The hallways always smelled like curry, the doors were always open so you could hear babies crying and people yelling, and most apartments were too small for the number of people living in them. That’s how it was growing up in Brooklyn, in a 5 story building of mostly Bengalis, I often wondered how different it was from growing up in Bangladesh.
As the younger of two siblings at the time, I had to do the things my older brother didn’t want to do, or he felt like it was a right of passage for me to do.

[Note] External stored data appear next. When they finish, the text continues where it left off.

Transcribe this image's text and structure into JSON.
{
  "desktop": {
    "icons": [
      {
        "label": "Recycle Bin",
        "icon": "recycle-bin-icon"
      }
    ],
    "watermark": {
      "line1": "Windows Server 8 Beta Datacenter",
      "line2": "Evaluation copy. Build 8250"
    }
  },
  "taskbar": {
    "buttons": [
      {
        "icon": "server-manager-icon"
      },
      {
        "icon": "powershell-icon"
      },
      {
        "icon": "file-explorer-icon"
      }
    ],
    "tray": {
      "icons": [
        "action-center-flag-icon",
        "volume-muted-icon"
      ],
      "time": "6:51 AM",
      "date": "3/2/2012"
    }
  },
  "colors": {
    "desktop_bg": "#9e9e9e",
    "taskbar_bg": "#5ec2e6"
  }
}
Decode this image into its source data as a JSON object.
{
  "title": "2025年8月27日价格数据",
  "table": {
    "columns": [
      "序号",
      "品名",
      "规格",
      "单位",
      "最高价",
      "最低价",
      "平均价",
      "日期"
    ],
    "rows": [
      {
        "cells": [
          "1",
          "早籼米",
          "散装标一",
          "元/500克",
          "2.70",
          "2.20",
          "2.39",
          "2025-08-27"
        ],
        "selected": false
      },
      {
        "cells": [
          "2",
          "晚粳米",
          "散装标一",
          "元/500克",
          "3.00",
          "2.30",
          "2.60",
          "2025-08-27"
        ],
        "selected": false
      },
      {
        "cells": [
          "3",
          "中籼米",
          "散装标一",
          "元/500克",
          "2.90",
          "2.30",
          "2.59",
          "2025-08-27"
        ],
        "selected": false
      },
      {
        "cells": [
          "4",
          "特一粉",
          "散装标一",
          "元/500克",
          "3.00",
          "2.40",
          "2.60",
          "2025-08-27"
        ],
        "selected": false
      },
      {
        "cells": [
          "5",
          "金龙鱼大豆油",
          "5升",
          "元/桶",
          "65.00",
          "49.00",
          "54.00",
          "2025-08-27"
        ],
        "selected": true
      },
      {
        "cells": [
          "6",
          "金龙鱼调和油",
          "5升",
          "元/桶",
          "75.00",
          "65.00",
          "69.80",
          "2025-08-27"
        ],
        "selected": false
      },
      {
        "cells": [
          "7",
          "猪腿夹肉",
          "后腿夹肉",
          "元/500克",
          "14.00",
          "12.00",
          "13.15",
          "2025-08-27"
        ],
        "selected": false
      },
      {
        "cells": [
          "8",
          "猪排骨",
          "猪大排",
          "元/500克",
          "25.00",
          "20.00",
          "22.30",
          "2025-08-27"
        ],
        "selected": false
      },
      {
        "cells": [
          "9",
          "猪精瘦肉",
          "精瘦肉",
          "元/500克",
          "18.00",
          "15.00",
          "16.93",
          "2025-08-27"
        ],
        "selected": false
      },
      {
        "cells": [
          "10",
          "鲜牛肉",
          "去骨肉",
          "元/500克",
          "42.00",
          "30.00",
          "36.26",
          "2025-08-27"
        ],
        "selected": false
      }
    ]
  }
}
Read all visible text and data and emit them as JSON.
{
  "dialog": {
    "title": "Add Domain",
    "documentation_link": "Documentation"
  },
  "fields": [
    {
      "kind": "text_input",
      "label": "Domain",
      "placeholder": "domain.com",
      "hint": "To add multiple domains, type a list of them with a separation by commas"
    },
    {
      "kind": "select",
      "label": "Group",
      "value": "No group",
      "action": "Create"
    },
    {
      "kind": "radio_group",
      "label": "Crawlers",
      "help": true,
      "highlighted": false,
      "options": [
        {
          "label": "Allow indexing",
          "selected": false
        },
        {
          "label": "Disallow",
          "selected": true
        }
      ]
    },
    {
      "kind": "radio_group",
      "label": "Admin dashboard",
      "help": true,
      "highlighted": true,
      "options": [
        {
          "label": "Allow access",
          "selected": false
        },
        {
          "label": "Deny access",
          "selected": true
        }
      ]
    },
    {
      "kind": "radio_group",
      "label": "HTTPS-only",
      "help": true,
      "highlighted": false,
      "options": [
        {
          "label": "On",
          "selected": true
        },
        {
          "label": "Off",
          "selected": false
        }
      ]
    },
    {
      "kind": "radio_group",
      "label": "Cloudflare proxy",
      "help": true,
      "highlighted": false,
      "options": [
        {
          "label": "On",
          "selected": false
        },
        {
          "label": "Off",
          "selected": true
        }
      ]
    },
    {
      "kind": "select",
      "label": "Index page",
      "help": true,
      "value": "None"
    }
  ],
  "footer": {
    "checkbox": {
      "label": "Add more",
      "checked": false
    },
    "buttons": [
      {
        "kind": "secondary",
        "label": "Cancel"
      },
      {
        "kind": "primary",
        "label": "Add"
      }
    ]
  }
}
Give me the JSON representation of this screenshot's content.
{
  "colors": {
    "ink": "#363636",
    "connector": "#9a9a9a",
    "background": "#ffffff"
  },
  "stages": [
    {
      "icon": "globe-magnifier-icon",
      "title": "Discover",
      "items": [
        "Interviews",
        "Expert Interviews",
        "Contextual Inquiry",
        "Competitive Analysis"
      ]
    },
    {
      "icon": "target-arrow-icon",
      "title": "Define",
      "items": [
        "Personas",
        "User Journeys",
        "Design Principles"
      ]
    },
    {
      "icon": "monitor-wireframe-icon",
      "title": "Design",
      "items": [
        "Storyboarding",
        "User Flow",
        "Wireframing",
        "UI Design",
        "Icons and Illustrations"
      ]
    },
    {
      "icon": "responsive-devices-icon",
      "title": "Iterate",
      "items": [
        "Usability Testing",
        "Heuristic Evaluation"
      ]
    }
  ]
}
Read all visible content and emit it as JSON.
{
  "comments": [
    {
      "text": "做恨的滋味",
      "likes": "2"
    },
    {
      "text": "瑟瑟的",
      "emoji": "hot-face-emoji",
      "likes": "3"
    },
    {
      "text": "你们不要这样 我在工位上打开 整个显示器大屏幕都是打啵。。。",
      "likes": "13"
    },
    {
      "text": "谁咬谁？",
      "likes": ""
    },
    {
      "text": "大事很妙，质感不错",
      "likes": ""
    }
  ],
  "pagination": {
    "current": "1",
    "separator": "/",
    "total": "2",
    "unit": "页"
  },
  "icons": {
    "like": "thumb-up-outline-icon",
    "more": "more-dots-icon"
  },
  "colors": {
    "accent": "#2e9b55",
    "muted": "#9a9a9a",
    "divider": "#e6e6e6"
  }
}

One of those things was delivering Iftar to other families in the building right before Iftar time. My mom didn’t want to give anyone stale iftar food, so I had to deliver iftar to multiple families in less than 20 minutes, up and down the stairs, carrying multiple plates, while fasting and having to head back home to break roja (fast) myself. Years later, this skillset came in very handy when I worked in a restaurant in a busy bus terminal in Manhattan. Every day, different households would take turns making their best dishes and the children (like me) of those families would take turns delivering to the other families that delivered on previous days. None of this was written down, it was as if all the aunties just knew when it was their turn. So, on days where my mom didn’t make iftar, we would not go hungry because there was plenty of food from other households in the building, being dropped off by other families’ youngest children.
Having left that building for years now, it’s one of the things I miss the most.
The fusion of iftar dishes from various parts of Bangladesh in one plate is something I will never find in a restaurant. I remember Beguni (fried eggplant) from a Noakhali aunty that was mouth watering, Aloor Chop (fried potato) with egg filling from a Puran Dhaka (Old Dhaka) aunty that made me want to learn to cook, chola (chick peas) from a syletti family that made me forget I didn’t like chola, and the home made sweets made by a non-muslim calcutta auntie that was the perfect ending to a fulfiling iftar made by community of Bengalis showing their love, appreciattion, and warmth toward each other in the most sincere way they knew how, their food.
This form of communal reciprocity perfectly exemplifies the spirit of Ramadan. Ramadan is a season that brings us together through age-old traditions as we seize the opportunity to show humbleness, devotion and sincerity to God, and our neighbors.